Here is an example of prompting the DALL-E model embedded in Bing Image Creator service. I could have spent an hour to find or make an illustration, instead I asked the generative AI model to draw me the illustration based on a simple natural language prompt.
This ability to work with both structured and unstructured data makes these models incredibly versatile and valuable across different industries.
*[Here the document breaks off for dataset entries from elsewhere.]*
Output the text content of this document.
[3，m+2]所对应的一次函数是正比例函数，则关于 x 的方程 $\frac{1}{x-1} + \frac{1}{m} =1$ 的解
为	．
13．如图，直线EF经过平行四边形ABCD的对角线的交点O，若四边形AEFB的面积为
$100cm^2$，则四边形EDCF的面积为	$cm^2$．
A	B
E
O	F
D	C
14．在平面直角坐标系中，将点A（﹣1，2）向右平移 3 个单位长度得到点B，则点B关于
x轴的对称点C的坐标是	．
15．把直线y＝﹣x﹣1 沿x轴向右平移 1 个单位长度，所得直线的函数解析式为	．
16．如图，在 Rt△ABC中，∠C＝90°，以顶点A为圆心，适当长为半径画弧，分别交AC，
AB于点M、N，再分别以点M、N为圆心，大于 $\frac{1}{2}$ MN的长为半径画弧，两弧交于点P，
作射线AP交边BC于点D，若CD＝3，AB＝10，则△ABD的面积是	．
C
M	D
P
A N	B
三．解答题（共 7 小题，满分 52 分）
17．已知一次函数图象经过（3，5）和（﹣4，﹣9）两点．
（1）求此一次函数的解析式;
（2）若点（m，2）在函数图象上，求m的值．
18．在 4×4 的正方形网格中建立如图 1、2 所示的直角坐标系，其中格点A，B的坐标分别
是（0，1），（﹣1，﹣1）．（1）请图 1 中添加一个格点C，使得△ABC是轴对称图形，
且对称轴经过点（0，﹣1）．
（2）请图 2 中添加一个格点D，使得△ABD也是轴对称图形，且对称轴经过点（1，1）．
It allows businesses to leverage their existing data in new and innovative ways, leading to significant productivity gains.
Azure AI: Data Privacy and Governance
Microsoft Azure provides organisations with an opportunity to adopt large language models like OpenAI’s GPT or Meta AI Llama within their own ‘tenant’. This means that all data processed by these models stays within the organisation’s control, significantly reducing data privacy concerns.
By hosting these models within their own Azure tenant, organisations can ensure that all regulatory requirements are met. This includes compliance with regulations like GDPR for data privacy and HIPAA for healthcare information.
Moreover, Azure provides robust governance tools that allow organizations to monitor how these models are being used. This includes tracking who is accessing the model, what prompts are being sent to it, and what responses it is generating.
This level of control and visibility is crucial for organisations operating in highly regulated industries like finance or healthcare where misuse of data can lead to significant penalties.
By adopting large language models within their own tenant using for example Azure OpenAI services, organisations can leverage the power of these models while ensuring that they remain in control of their data.
Azure OpenAI Studio
Azure OpenAI Studio is a comprehensive tool that allows organisations to build, train, and deploy large language models within their own Azure tenant. It provides a user-friendly interface for managing all aspects of the model lifecycle, from data ingestion and model training to deployment and monitoring.
One of the key features of Azure OpenAI Studio is the Prompt Flow. This feature allows users to create a sequence of prompts that guide the model’s responses. This can be particularly useful in customer service scenarios where the model needs to ask a series of questions to gather the necessary information from the customer.
Prompt flow’s systematic and orderly process allows you to confidently build, thoroughly examine, refine, and launch flows. This leads to the development of resilient and advanced AI applications.
Another important feature is AI Safety and Moderation. This feature allows organisations to set rules and guidelines for what the model can and cannot say. This can help ensure that the model’s responses are always appropriate and in line with the organisation’s policies.
By using Azure OpenAI Studio, organisations can not only adopt large language models within their own tenant but also have full control over how these models are used and what they generate.
Conclusion: AI in Azure is a boon to business
Incorporating Azure OpenAI services into your business can lead to significant improvements in efficiency and customer satisfaction. By understanding what large language models are capable of, you can better strategize how to utilize them in your specific industry context. With Azure OpenAI, you can do so while ensuring that your data remains private and secure.